I still paddle because it’s grounding. You never know when things will change, friends will pass, people will move, or another pandemic will hit. What I do know is that if I pull a perfectly timed stroke over the edge of a rock, I will land flat on the other side. If I snap my hips and move my paddle in the right direction and keep my head on my shoulder, I will roll up. There’s not a lot you can count on being true all the time. But paddling, just simply paddling, is one of them and it’s the most grounding, centering feeling.

Finally, I paddle because it brings me joy, plain and simple. After months of grief followed by months of pain, getting back in a boat, on one of my favorite rivers, with one of my closest friends brought me pure joy. Even if I don’t feel totally on top of my paddling, every single day I’m on the river brings me joy. To have a resource like that is an amazing thing and not to be taken for granted.
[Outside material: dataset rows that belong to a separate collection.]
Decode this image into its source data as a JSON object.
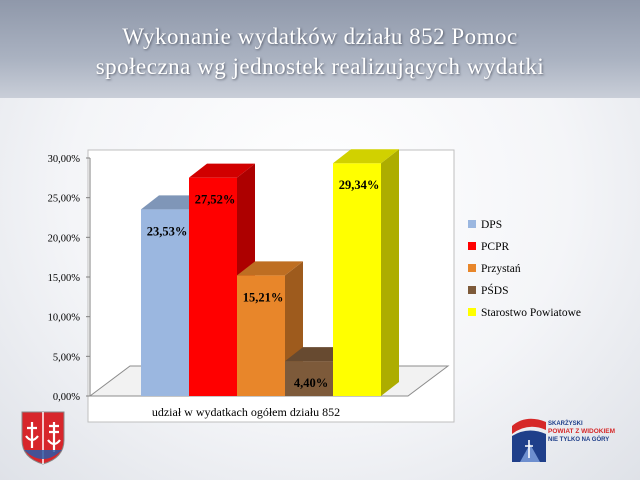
{
  "header": {
    "title_line1": "Wykonanie wydatków działu 852 Pomoc",
    "title_line2": "społeczna wg jednostek realizujących wydatki"
  },
  "logo_right": {
    "line1": "SKARŻYSKI",
    "line2": "POWIAT Z WIDOKIEM",
    "line3": "NIE TYLKO NA GÓRY"
  },
  "chart_data": {
    "type": "bar",
    "title": "",
    "xlabel": "udział w wydatkach ogółem działu 852",
    "ylabel": "",
    "ylim": [
      0,
      30
    ],
    "yticks": [
      "0,00%",
      "5,00%",
      "10,00%",
      "15,00%",
      "20,00%",
      "25,00%",
      "30,00%"
    ],
    "categories": [
      "udział w wydatkach ogółem działu 852"
    ],
    "legend_position": "right",
    "grid": false,
    "series": [
      {
        "name": "DPS",
        "values": [
          23.53
        ],
        "label": "23,53%",
        "color": "#9bb7e0"
      },
      {
        "name": "PCPR",
        "values": [
          27.52
        ],
        "label": "27,52%",
        "color": "#ff0000"
      },
      {
        "name": "Przystań",
        "values": [
          15.21
        ],
        "label": "15,21%",
        "color": "#e8862a"
      },
      {
        "name": "PŚDS",
        "values": [
          4.4
        ],
        "label": "4,40%",
        "color": "#7d5a3a"
      },
      {
        "name": "Starostwo Powiatowe",
        "values": [
          29.34
        ],
        "label": "29,34%",
        "color": "#ffff00"
      }
    ]
  }
}
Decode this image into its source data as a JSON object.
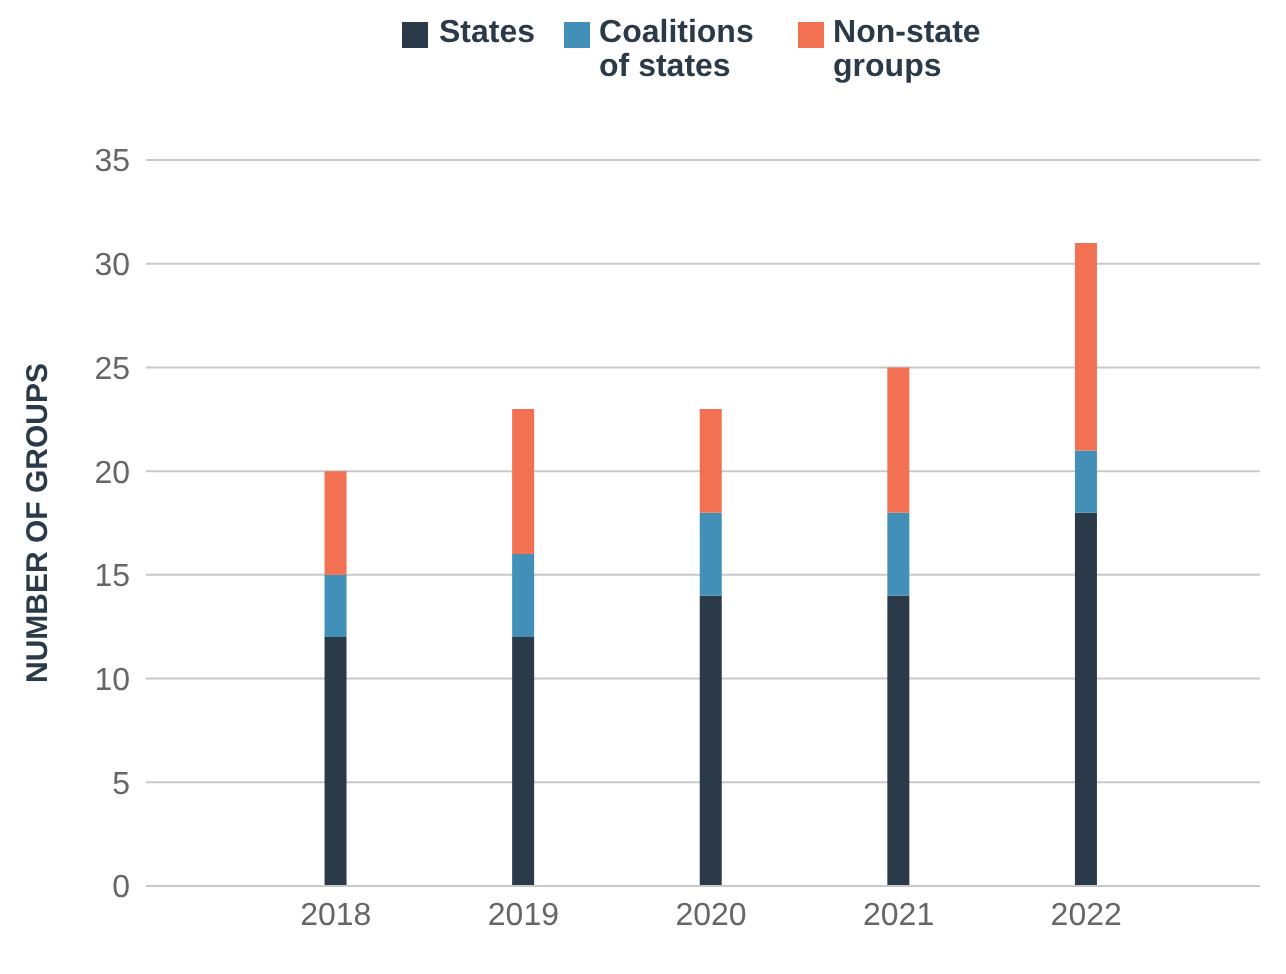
{
  "chart_data": {
    "type": "bar",
    "stacked": true,
    "categories": [
      "2018",
      "2019",
      "2020",
      "2021",
      "2022"
    ],
    "series": [
      {
        "name": "States",
        "color": "#2b3a48",
        "values": [
          12,
          12,
          14,
          14,
          18
        ]
      },
      {
        "name": "Coalitions of states",
        "color": "#428fb7",
        "values": [
          3,
          4,
          4,
          4,
          3
        ]
      },
      {
        "name": "Non-state groups",
        "color": "#f27152",
        "values": [
          5,
          7,
          5,
          7,
          10
        ]
      }
    ],
    "ylabel": "NUMBER OF GROUPS",
    "ylim": [
      0,
      35
    ],
    "yticks": [
      0,
      5,
      10,
      15,
      20,
      25,
      30,
      35
    ],
    "grid": "y",
    "legend": "top"
  }
}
Izzy paddling a rapid that Adam first showed her down.

I’m sure this is not the last injury I will endure, and while I hope Adam is the last close friend I lose on the river, I know that may not be realistic. It feels wrong to find a silver lining in someone’s untimely death and I hate the notion ‘they would have wanted this or that’ about our late friends. I hear Adam’s voice in my head when I’m paddling and he’s always telling me to paddle harder or he’s laughing at me for flipping over on eddy lines. If ever my friends, the grounding feeling I get from the river, or pure joy are not enough, feeling a connection to Adam again is more than enough reason to keep kayaking.